Ce jeudi matin, les équipes de la RATP ont réalisé une opération délicate sur la colline de Montmartre : le retrait d'une cabine du funiculaire pour des travaux de maintenance nécessaires.
Les Parisiens et les touristes présents près du Sacré-Cœur ce matin auraient pu croire à l'apparition d'un nouveau téléphérique, similaire à celui récemment inauguré dans le Val-de-Marne. En effet, une cabine survolant les arbres de la butte à une hauteur de 25 mètres a attiré l'œil. Cependant, il ne s'agissait que d'une cabine du funiculaire de Montmartre retirée pour l'occasion.
Comme sa jumelle revenue récemment après rénovation, cette cabine a été envoyée à Albi en Occitanie pour une révision complète. Ce passage en maintenance est prévu tous les dix ans ou après un total de 20 000 heures de service, un processus indispensable pour garantir la sécurité des 3,5 millions de passagers qui l’utilisent chaque année.
Une inspection tous les dix ans
Des événements tragiques, tels que l'accident de funiculaire survenu à Lisbonne l'année dernière, rappellent l'importance d'une maintenance rigoureuse. Chaque pièce, du châssis aux boulons, est minutieusement contrôlée, comme l'explique Jean-Michel Antunes, chef de projet de l'opération. "Sur la première cabine, nous avons constaté que les roues étaient usées et nous les avons remplacées," indique-t-il.

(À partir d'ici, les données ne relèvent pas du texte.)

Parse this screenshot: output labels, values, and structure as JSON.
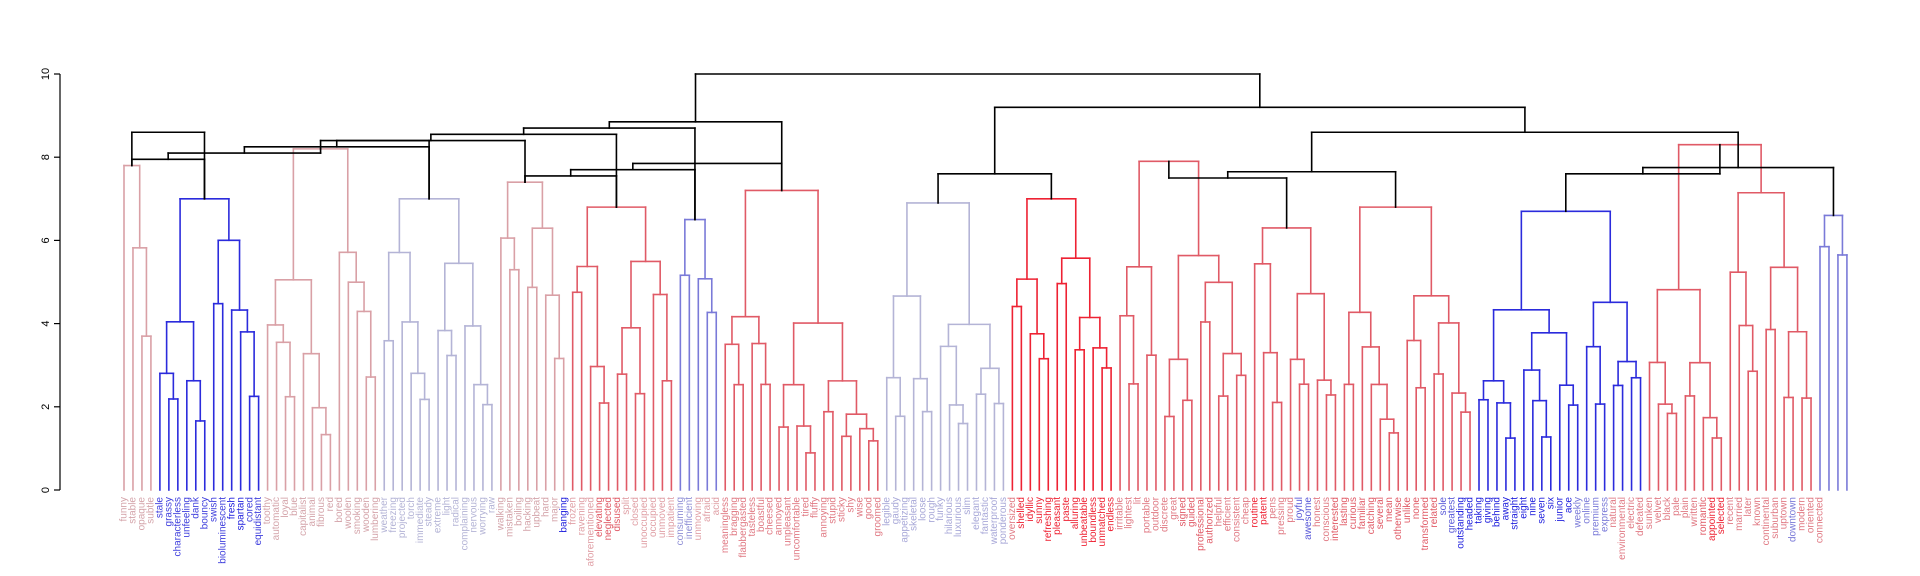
{
  "chart_data": {
    "type": "dendrogram",
    "ylim": [
      0,
      10
    ],
    "yticks": [
      "0",
      "2",
      "4",
      "6",
      "8",
      "10"
    ],
    "grid": false,
    "colors": {
      "black": "#000000",
      "pink": "#d9a0a6",
      "blue": "#2b2bdc",
      "lavender": "#b4b4d6",
      "red": "#e05a66",
      "brightred": "#ee2233",
      "lightblue": "#7a7ad8"
    },
    "leaves": [
      {
        "label": "funny",
        "color": "#d4a4aa"
      },
      {
        "label": "stable",
        "color": "#d4a4aa"
      },
      {
        "label": "opaque",
        "color": "#d4a4aa"
      },
      {
        "label": "subtle",
        "color": "#d4a4aa"
      },
      {
        "label": "stale",
        "color": "#4040dd"
      },
      {
        "label": "grassy",
        "color": "#4040dd"
      },
      {
        "label": "characterless",
        "color": "#4040dd"
      },
      {
        "label": "unfeeling",
        "color": "#4040dd"
      },
      {
        "label": "dank",
        "color": "#4040dd"
      },
      {
        "label": "bouncy",
        "color": "#4040dd"
      },
      {
        "label": "swish",
        "color": "#4040dd"
      },
      {
        "label": "bioluminescent",
        "color": "#4040dd"
      },
      {
        "label": "fresh",
        "color": "#2020dd"
      },
      {
        "label": "spartan",
        "color": "#2020dd"
      },
      {
        "label": "cored",
        "color": "#4040dd"
      },
      {
        "label": "equidistant",
        "color": "#4040dd"
      },
      {
        "label": "toothy",
        "color": "#d4a4aa"
      },
      {
        "label": "automatic",
        "color": "#d4a4aa"
      },
      {
        "label": "loyal",
        "color": "#d4a4aa"
      },
      {
        "label": "blue",
        "color": "#d4a4aa"
      },
      {
        "label": "capitalist",
        "color": "#d4a4aa"
      },
      {
        "label": "animal",
        "color": "#d4a4aa"
      },
      {
        "label": "fibrous",
        "color": "#d4a4aa"
      },
      {
        "label": "red",
        "color": "#d4a4aa"
      },
      {
        "label": "bored",
        "color": "#d4a4aa"
      },
      {
        "label": "woolen",
        "color": "#d4a4aa"
      },
      {
        "label": "smoking",
        "color": "#d4a4aa"
      },
      {
        "label": "wooden",
        "color": "#d4a4aa"
      },
      {
        "label": "lumbering",
        "color": "#d4a4aa"
      },
      {
        "label": "weather",
        "color": "#b4b4d6"
      },
      {
        "label": "freezing",
        "color": "#b4b4d6"
      },
      {
        "label": "projected",
        "color": "#b4b4d6"
      },
      {
        "label": "torch",
        "color": "#b4b4d6"
      },
      {
        "label": "immediate",
        "color": "#b4b4d6"
      },
      {
        "label": "steady",
        "color": "#b4b4d6"
      },
      {
        "label": "extreme",
        "color": "#b4b4d6"
      },
      {
        "label": "light",
        "color": "#b4b4d6"
      },
      {
        "label": "radical",
        "color": "#b4b4d6"
      },
      {
        "label": "complaining",
        "color": "#b4b4d6"
      },
      {
        "label": "nervous",
        "color": "#b4b4d6"
      },
      {
        "label": "worrying",
        "color": "#b4b4d6"
      },
      {
        "label": "raw",
        "color": "#b4b4d6"
      },
      {
        "label": "walking",
        "color": "#d4a4aa"
      },
      {
        "label": "mistaken",
        "color": "#d4a4aa"
      },
      {
        "label": "boiling",
        "color": "#d4a4aa"
      },
      {
        "label": "hacking",
        "color": "#d4a4aa"
      },
      {
        "label": "upbeat",
        "color": "#d4a4aa"
      },
      {
        "label": "hard",
        "color": "#d4a4aa"
      },
      {
        "label": "major",
        "color": "#d4a4aa"
      },
      {
        "label": "banging",
        "color": "#2020dd"
      },
      {
        "label": "frozen",
        "color": "#e0a0a6"
      },
      {
        "label": "ravening",
        "color": "#e0a0a6"
      },
      {
        "label": "aforementioned",
        "color": "#e0a0a6"
      },
      {
        "label": "elevating",
        "color": "#e05a66"
      },
      {
        "label": "neglected",
        "color": "#e05a66"
      },
      {
        "label": "disused",
        "color": "#e05a66"
      },
      {
        "label": "split",
        "color": "#e0a0a6"
      },
      {
        "label": "closed",
        "color": "#e0a0a6"
      },
      {
        "label": "unoccupied",
        "color": "#e0a0a6"
      },
      {
        "label": "occupied",
        "color": "#e0a0a6"
      },
      {
        "label": "unmoved",
        "color": "#e0a0a6"
      },
      {
        "label": "impatient",
        "color": "#e0a0a6"
      },
      {
        "label": "consuming",
        "color": "#9090d6"
      },
      {
        "label": "inefficient",
        "color": "#9090d6"
      },
      {
        "label": "unmoving",
        "color": "#e0a0a6"
      },
      {
        "label": "afraid",
        "color": "#e0a0a6"
      },
      {
        "label": "acid",
        "color": "#e0a0a6"
      },
      {
        "label": "meaningless",
        "color": "#e07a84"
      },
      {
        "label": "bragging",
        "color": "#e07a84"
      },
      {
        "label": "flabbergasted",
        "color": "#e07a84"
      },
      {
        "label": "tasteless",
        "color": "#e07a84"
      },
      {
        "label": "boastful",
        "color": "#e07a84"
      },
      {
        "label": "cheesed",
        "color": "#e07a84"
      },
      {
        "label": "annoyed",
        "color": "#e07a84"
      },
      {
        "label": "unpleasant",
        "color": "#e07a84"
      },
      {
        "label": "uncomfortable",
        "color": "#e07a84"
      },
      {
        "label": "tired",
        "color": "#e07a84"
      },
      {
        "label": "fluffy",
        "color": "#e07a84"
      },
      {
        "label": "annoying",
        "color": "#e07a84"
      },
      {
        "label": "stupid",
        "color": "#e07a84"
      },
      {
        "label": "sticky",
        "color": "#e07a84"
      },
      {
        "label": "shy",
        "color": "#e07a84"
      },
      {
        "label": "wise",
        "color": "#e07a84"
      },
      {
        "label": "good",
        "color": "#e07a84"
      },
      {
        "label": "groomed",
        "color": "#e07a84"
      },
      {
        "label": "legible",
        "color": "#a8a8d8"
      },
      {
        "label": "gaudy",
        "color": "#a8a8d8"
      },
      {
        "label": "appetizing",
        "color": "#a8a8d8"
      },
      {
        "label": "skeletal",
        "color": "#a8a8d8"
      },
      {
        "label": "loose",
        "color": "#a8a8d8"
      },
      {
        "label": "rough",
        "color": "#a8a8d8"
      },
      {
        "label": "funky",
        "color": "#a8a8d8"
      },
      {
        "label": "hilarious",
        "color": "#a8a8d8"
      },
      {
        "label": "luxurious",
        "color": "#a8a8d8"
      },
      {
        "label": "slim",
        "color": "#a8a8d8"
      },
      {
        "label": "elegant",
        "color": "#a8a8d8"
      },
      {
        "label": "fantastic",
        "color": "#a8a8d8"
      },
      {
        "label": "waterproof",
        "color": "#a8a8d8"
      },
      {
        "label": "ponderous",
        "color": "#a8a8d8"
      },
      {
        "label": "oversized",
        "color": "#e07a84"
      },
      {
        "label": "shelled",
        "color": "#ee2233"
      },
      {
        "label": "idyllic",
        "color": "#ee2233"
      },
      {
        "label": "sunny",
        "color": "#ee2233"
      },
      {
        "label": "refreshing",
        "color": "#ee2233"
      },
      {
        "label": "pleasant",
        "color": "#ee2233"
      },
      {
        "label": "paste",
        "color": "#ee2233"
      },
      {
        "label": "alluring",
        "color": "#ee2233"
      },
      {
        "label": "unbeatable",
        "color": "#ee2233"
      },
      {
        "label": "boundless",
        "color": "#ee2233"
      },
      {
        "label": "unmatched",
        "color": "#ee2233"
      },
      {
        "label": "endless",
        "color": "#ee2233"
      },
      {
        "label": "irritable",
        "color": "#e07a84"
      },
      {
        "label": "lightest",
        "color": "#e07a84"
      },
      {
        "label": "lit",
        "color": "#e07a84"
      },
      {
        "label": "portable",
        "color": "#e07a84"
      },
      {
        "label": "outdoor",
        "color": "#e07a84"
      },
      {
        "label": "discrete",
        "color": "#e07a84"
      },
      {
        "label": "great",
        "color": "#e07a84"
      },
      {
        "label": "signed",
        "color": "#e05a66"
      },
      {
        "label": "guided",
        "color": "#e05a66"
      },
      {
        "label": "professional",
        "color": "#e05a66"
      },
      {
        "label": "authorized",
        "color": "#e05a66"
      },
      {
        "label": "helpful",
        "color": "#e07a84"
      },
      {
        "label": "efficient",
        "color": "#e07a84"
      },
      {
        "label": "consistent",
        "color": "#e07a84"
      },
      {
        "label": "cheap",
        "color": "#e07a84"
      },
      {
        "label": "routine",
        "color": "#ee2233"
      },
      {
        "label": "patent",
        "color": "#ee2233"
      },
      {
        "label": "pens",
        "color": "#e07a84"
      },
      {
        "label": "pressing",
        "color": "#e07a84"
      },
      {
        "label": "proud",
        "color": "#e07a84"
      },
      {
        "label": "joyful",
        "color": "#5a5ad8"
      },
      {
        "label": "awesome",
        "color": "#5a5ad8"
      },
      {
        "label": "honest",
        "color": "#e07a84"
      },
      {
        "label": "conscious",
        "color": "#e07a84"
      },
      {
        "label": "interested",
        "color": "#e05a66"
      },
      {
        "label": "lasting",
        "color": "#e05a66"
      },
      {
        "label": "curious",
        "color": "#e05a66"
      },
      {
        "label": "familiar",
        "color": "#e05a66"
      },
      {
        "label": "catching",
        "color": "#e05a66"
      },
      {
        "label": "several",
        "color": "#e05a66"
      },
      {
        "label": "mean",
        "color": "#e05a66"
      },
      {
        "label": "otherwise",
        "color": "#e05a66"
      },
      {
        "label": "unlike",
        "color": "#e05a66"
      },
      {
        "label": "none",
        "color": "#e05a66"
      },
      {
        "label": "transformed",
        "color": "#e05a66"
      },
      {
        "label": "related",
        "color": "#e05a66"
      },
      {
        "label": "sole",
        "color": "#5a5ad8"
      },
      {
        "label": "greatest",
        "color": "#5a5ad8"
      },
      {
        "label": "outstanding",
        "color": "#2020dd"
      },
      {
        "label": "headed",
        "color": "#2020dd"
      },
      {
        "label": "taking",
        "color": "#2020dd"
      },
      {
        "label": "giving",
        "color": "#2020dd"
      },
      {
        "label": "behind",
        "color": "#2020dd"
      },
      {
        "label": "away",
        "color": "#2020dd"
      },
      {
        "label": "straight",
        "color": "#2020dd"
      },
      {
        "label": "eight",
        "color": "#2020dd"
      },
      {
        "label": "nine",
        "color": "#2020dd"
      },
      {
        "label": "seven",
        "color": "#2020dd"
      },
      {
        "label": "six",
        "color": "#2020dd"
      },
      {
        "label": "junior",
        "color": "#2020dd"
      },
      {
        "label": "ace",
        "color": "#2020dd"
      },
      {
        "label": "weekly",
        "color": "#7a7ad8"
      },
      {
        "label": "online",
        "color": "#7a7ad8"
      },
      {
        "label": "premium",
        "color": "#7a7ad8"
      },
      {
        "label": "express",
        "color": "#7a7ad8"
      },
      {
        "label": "natural",
        "color": "#e07a84"
      },
      {
        "label": "environmental",
        "color": "#e07a84"
      },
      {
        "label": "electric",
        "color": "#e07a84"
      },
      {
        "label": "defeated",
        "color": "#e07a84"
      },
      {
        "label": "sunken",
        "color": "#e07a84"
      },
      {
        "label": "velvet",
        "color": "#e07a84"
      },
      {
        "label": "black",
        "color": "#e07a84"
      },
      {
        "label": "pale",
        "color": "#e07a84"
      },
      {
        "label": "plain",
        "color": "#e07a84"
      },
      {
        "label": "written",
        "color": "#e07a84"
      },
      {
        "label": "romantic",
        "color": "#e05a66"
      },
      {
        "label": "appointed",
        "color": "#ee2233"
      },
      {
        "label": "selected",
        "color": "#ee2233"
      },
      {
        "label": "recent",
        "color": "#e07a84"
      },
      {
        "label": "married",
        "color": "#e07a84"
      },
      {
        "label": "later",
        "color": "#e07a84"
      },
      {
        "label": "known",
        "color": "#e07a84"
      },
      {
        "label": "continental",
        "color": "#e07a84"
      },
      {
        "label": "suburban",
        "color": "#e07a84"
      },
      {
        "label": "uptown",
        "color": "#e07a84"
      },
      {
        "label": "downtown",
        "color": "#7a7ad8"
      },
      {
        "label": "modern",
        "color": "#e07a84"
      },
      {
        "label": "oriented",
        "color": "#e07a84"
      },
      {
        "label": "connected",
        "color": "#e07a84"
      }
    ]
  }
}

La première cabine a été récemment remise à Paris, mais a dû subir plusieurs tests de sécurité avant de reprendre service. Selon un agent de la RATP, "il était nécessaire de vérifier toutes les fonctionnalités : freinage, capteurs, ouverture et fermeture des portes." Le câble de 126 mètres a également été soumis à un examen rigoureux.
Une seule cabine opérationnelle jusqu’en juin
Actuellement, cette cabine est la seule en opération sur la butte jusqu'à ce que l'autre soit de retour de maintenance. Ce matin, après quelques minutes de vol, cette seconde cabine a été soigneusement déposée sur un camion, prête à être transportée. "Tout s’est bien passé ; ce type d'opération reste toujours un moment stressant," avoue le chef de projet avec le sourire.
En revanche, ce jour-là, les enfants de l'école voisine n'ont pas pu assister à la manœuvre, car c'était pendant les vacances scolaires. Ils auront peut-être la chance de voir le retour de la cabine en juin prochain.